Lamm für die Ostertafel

Ostern wird geschlemmt. Das hat nach der Fastenzeit Tradition. Auch, wer sich nicht in vorösterlichem Verzicht geübt hat, will es sich zu den Festtagen gut gehen lassen. Während Eier in allen erdenklichen Variationen zum geselligen Brunch auf den Tisch kommen, gehört mittags für viele Familien seit jeher der Braten auf die Festtafel. Am liebsten Lamm. Das hat als Opfertier eine lange christliche Tradition: Aus Lammfleisch bestand für Gläubige die erste Mahlzeit am Osterfest nach der Fastenzeit. Dieser Brauch ist geblieben.
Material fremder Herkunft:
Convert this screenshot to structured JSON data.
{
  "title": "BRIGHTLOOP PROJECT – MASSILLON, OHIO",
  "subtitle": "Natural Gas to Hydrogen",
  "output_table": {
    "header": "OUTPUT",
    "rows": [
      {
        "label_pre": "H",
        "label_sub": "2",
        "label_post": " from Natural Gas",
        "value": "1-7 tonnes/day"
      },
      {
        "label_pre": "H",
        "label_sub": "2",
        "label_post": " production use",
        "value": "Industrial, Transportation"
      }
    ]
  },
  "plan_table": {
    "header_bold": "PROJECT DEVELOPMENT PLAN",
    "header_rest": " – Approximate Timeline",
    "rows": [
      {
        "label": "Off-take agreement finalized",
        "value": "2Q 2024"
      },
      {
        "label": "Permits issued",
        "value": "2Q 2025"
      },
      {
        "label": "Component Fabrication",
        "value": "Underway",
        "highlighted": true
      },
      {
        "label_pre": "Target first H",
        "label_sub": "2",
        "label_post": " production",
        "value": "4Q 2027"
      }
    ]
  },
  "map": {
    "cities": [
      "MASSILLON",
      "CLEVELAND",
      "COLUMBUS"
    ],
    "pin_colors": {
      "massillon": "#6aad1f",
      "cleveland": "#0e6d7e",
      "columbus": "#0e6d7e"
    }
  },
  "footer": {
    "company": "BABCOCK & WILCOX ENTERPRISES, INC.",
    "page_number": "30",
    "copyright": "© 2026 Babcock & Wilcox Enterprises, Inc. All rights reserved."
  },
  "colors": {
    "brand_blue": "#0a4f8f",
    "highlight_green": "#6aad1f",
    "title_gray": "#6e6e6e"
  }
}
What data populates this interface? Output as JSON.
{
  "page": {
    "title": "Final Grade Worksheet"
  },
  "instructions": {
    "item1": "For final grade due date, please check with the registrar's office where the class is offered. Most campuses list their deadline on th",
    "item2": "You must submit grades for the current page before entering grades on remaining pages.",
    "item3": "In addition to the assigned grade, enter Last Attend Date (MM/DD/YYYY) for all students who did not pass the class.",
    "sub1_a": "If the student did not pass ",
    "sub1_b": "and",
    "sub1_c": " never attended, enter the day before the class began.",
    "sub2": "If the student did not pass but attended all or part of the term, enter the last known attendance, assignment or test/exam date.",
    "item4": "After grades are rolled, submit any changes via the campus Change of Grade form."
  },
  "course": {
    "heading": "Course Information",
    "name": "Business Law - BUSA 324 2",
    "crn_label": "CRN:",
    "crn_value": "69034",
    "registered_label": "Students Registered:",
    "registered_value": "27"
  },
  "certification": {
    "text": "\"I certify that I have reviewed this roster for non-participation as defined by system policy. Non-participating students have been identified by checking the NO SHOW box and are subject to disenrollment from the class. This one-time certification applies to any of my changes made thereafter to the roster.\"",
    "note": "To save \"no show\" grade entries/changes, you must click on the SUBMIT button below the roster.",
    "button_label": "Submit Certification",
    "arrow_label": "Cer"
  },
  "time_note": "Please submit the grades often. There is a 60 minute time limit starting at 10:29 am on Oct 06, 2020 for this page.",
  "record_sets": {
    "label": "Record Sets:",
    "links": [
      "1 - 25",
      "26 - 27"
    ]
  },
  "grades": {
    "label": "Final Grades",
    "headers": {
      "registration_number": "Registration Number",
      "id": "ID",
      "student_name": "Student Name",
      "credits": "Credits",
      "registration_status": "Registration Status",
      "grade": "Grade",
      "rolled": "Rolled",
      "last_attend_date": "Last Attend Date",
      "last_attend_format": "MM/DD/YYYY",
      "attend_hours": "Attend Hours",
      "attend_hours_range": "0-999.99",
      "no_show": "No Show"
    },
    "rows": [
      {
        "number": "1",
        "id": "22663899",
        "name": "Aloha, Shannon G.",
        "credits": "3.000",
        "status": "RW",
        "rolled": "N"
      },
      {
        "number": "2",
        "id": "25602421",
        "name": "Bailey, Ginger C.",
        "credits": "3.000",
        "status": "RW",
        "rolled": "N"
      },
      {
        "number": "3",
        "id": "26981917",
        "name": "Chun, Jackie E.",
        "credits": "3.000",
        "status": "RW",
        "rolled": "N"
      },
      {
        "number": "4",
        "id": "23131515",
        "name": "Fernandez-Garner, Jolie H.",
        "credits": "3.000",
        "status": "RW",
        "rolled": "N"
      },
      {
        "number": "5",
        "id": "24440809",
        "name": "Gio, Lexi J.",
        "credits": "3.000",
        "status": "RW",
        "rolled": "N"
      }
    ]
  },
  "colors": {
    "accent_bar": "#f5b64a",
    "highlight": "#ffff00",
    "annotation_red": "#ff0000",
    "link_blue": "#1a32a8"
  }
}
Weil die Nachfrage zu Ostern groß ist, haben sich auch die Fleischer auf dem Wochenmarkt mit Lamm eingedeckt und bieten von der Keule, über Koteletts, Filets und Karrees bis zum Ragout eine große Auswahl an. Die Lämmer stammen entweder von heimischen Weiden oder von den Salzwiesen in Nordfriesland.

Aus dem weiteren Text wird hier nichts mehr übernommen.